After much consideration, I decided that we (I) would drive versus taking public transportation (trains + buses). Driving was the absolute right decision. The drive was so easy (106 km / 66 mi each way and took about an hour and a half).
We saved considerable time that would have otherwise been spent sitting on train platforms and waiting for buses.
Before exiting the house, I reviewed Peter’s very clear and simple “rules for the drive.”
- No reading
- No internet surfing
- No gaming
- No sleeping
- Must assist with navigation
With the rules reviewed, we began our journey. Seven minutes later, Peter was sleeping.
We arrived at Stonehenge at 3:30pm, 30 minutes prior to regular admission closing time. We grabbed a map and entered the Stonehenge grounds, skipping the audio guide as we assumed our “private tour” would be more informative and interesting than the audio guide. We quickly walked the perimeter and then walked back to the private tour meeting point.

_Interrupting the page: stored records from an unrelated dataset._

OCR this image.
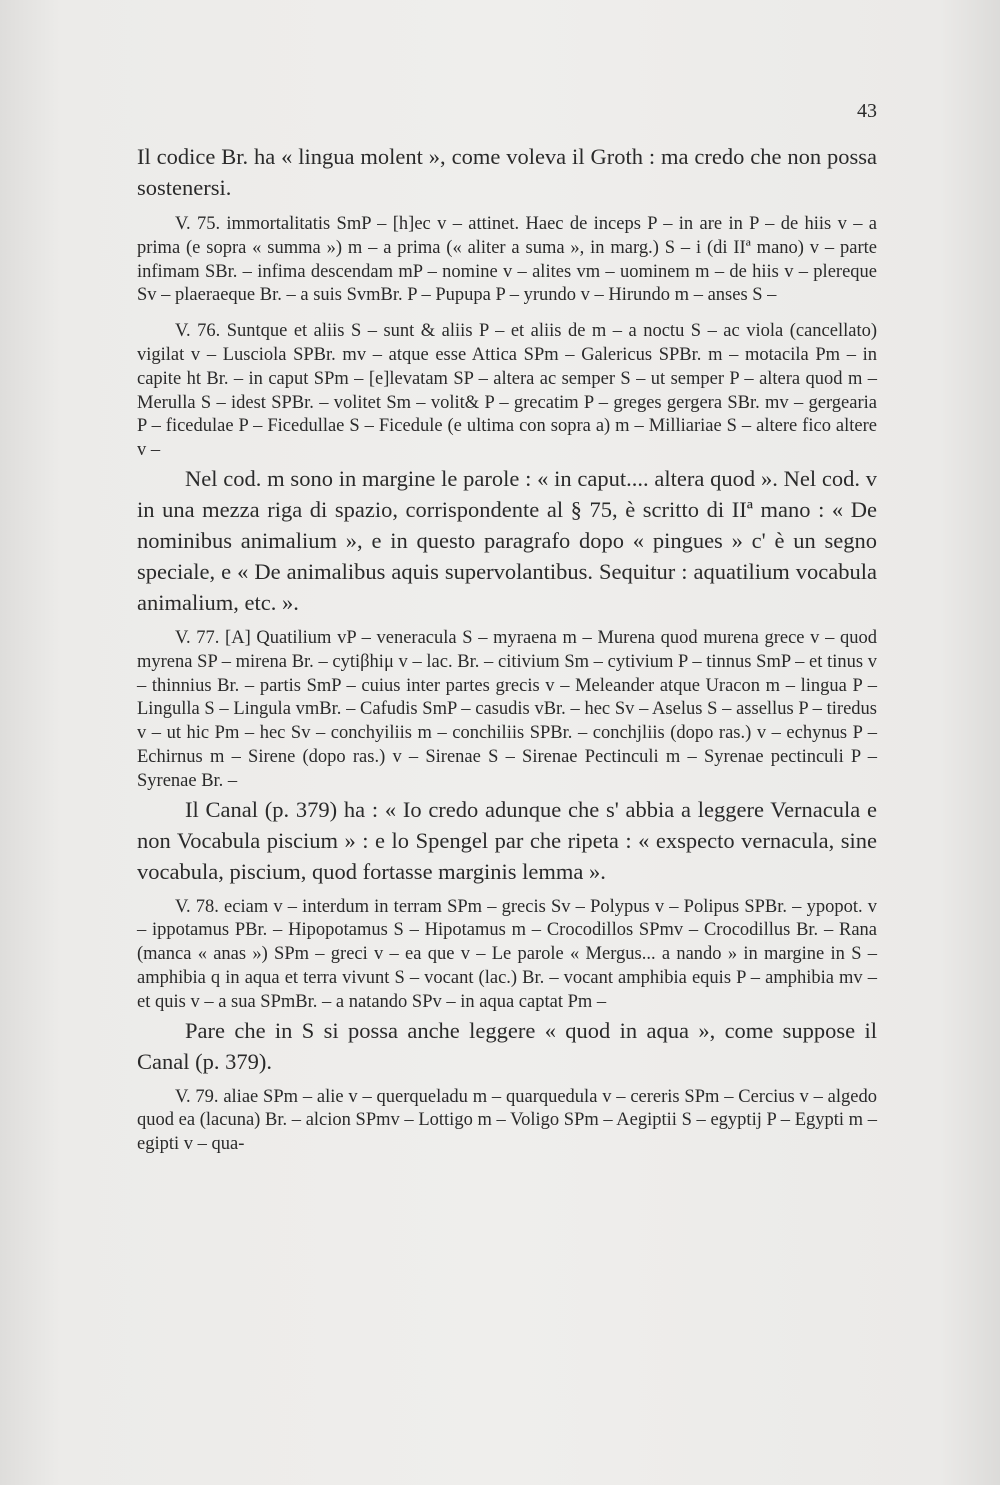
43

Il codice Br. ha « lingua molent », come voleva il Groth : ma credo che non possa sostenersi.

V. 75. immortalitatis SmP – [h]ec v – attinet. Haec de inceps P – in are in P – de hiis v – a prima (e sopra « summa ») m – a prima (« aliter a suma », in marg.) S – i (di IIª mano) v – parte infimam SBr. – infima descendam mP – nomine v – alites vm – uominem m – de hiis v – plereque Sv – plaeraeque Br. – a suis SvmBr. P – Pupupa P – yrundo v – Hirundo m – anses S –

V. 76. Suntque et aliis S – sunt & aliis P – et aliis de m – a noctu S – ac viola (cancellato) vigilat v – Lusciola SPBr. mv – atque esse Attica SPm – Galericus SPBr. m – motacila Pm – in capite ht Br. – in caput SPm – [e]levatam SP – altera ac semper S – ut semper P – altera quod m – Merulla S – idest SPBr. – volitet Sm – volit& P – grecatim P – greges gergera SBr. mv – gergearia P – ficedulae P – Ficedullae S – Ficedule (e ultima con sopra a) m – Milliariae S – altere fico altere v –

Nel cod. m sono in margine le parole : « in caput.... altera quod ». Nel cod. v in una mezza riga di spazio, corrispondente al § 75, è scritto di IIª mano : « De nominibus animalium », e in questo paragrafo dopo « pingues » c' è un segno speciale, e « De animalibus aquis supervolantibus. Sequitur : aquatilium vocabula animalium, etc. ».

V. 77. [A] Quatilium vP – veneracula S – myraena m – Murena quod murena grece v – quod myrena SP – mirena Br. – cytiβhiμ v – lac. Br. – citivium Sm – cytivium P – tinnus SmP – et tinus v – thinnius Br. – partis SmP – cuius inter partes grecis v – Meleander atque Uracon m – lingua P – Lingulla S – Lingula vmBr. – Cafudis SmP – casudis vBr. – hec Sv – Aselus S – assellus P – tiredus v – ut hic Pm – hec Sv – conchyiliis m – conchiliis SPBr. – conchjliis (dopo ras.) v – echynus P – Echirnus m – Sirene (dopo ras.) v – Sirenae S – Sirenae Pectinculi m – Syrenae pectinculi P – Syrenae Br. –

Il Canal (p. 379) ha : « Io credo adunque che s' abbia a leggere Vernacula e non Vocabula piscium » : e lo Spengel par che ripeta : « exspecto vernacula, sine vocabula, piscium, quod fortasse marginis lemma ».

V. 78. eciam v – interdum in terram SPm – grecis Sv – Polypus v – Polipus SPBr. – ypopot. v – ippotamus PBr. – Hipopotamus S – Hipotamus m – Crocodillos SPmv – Crocodillus Br. – Rana (manca « anas ») SPm – greci v – ea que v – Le parole « Mergus... a nando » in margine in S – amphibia q in aqua et terra vivunt S – vocant (lac.) Br. – vocant amphibia equis P – amphibia mv – et quis v – a sua SPmBr. – a natando SPv – in aqua captat Pm –

Pare che in S si possa anche leggere « quod in aqua », come suppose il Canal (p. 379).

V. 79. aliae SPm – alie v – querqueladu m – quarquedula v – cereris SPm – Cercius v – algedo quod ea (lacuna) Br. – alcion SPmv – Lottigo m – Voligo SPm – Aegiptii S – egyptij P – Egypti m – egipti v – qua-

At 4:30pm, our private tour started, which was as far from a tour as possible. As the name suggests, the “stone circle access” visit provided us access to the stone circle but did not offer any sort of tour.
In summary, two security guards walked our group up to the stones and ensured we did not touch them. We didn’t learn anything about Stonehenge except that the stones are humungous.
Below are two photos to help understand the scale of Stonehenge’s enormity and gale-force winds. I am 178 cm / 5 ft 10 in, and the stone I am standing in front of reportedly weighs 25 tons.
Finally, the most tragic photo…
The English Heritage had to insert a concrete support pillar in one of the larger stones after visitors chipped away enough of the stone to make it unsafe.
Overall, it was a lovely day trip, and it was nice to get out of Maidenhead!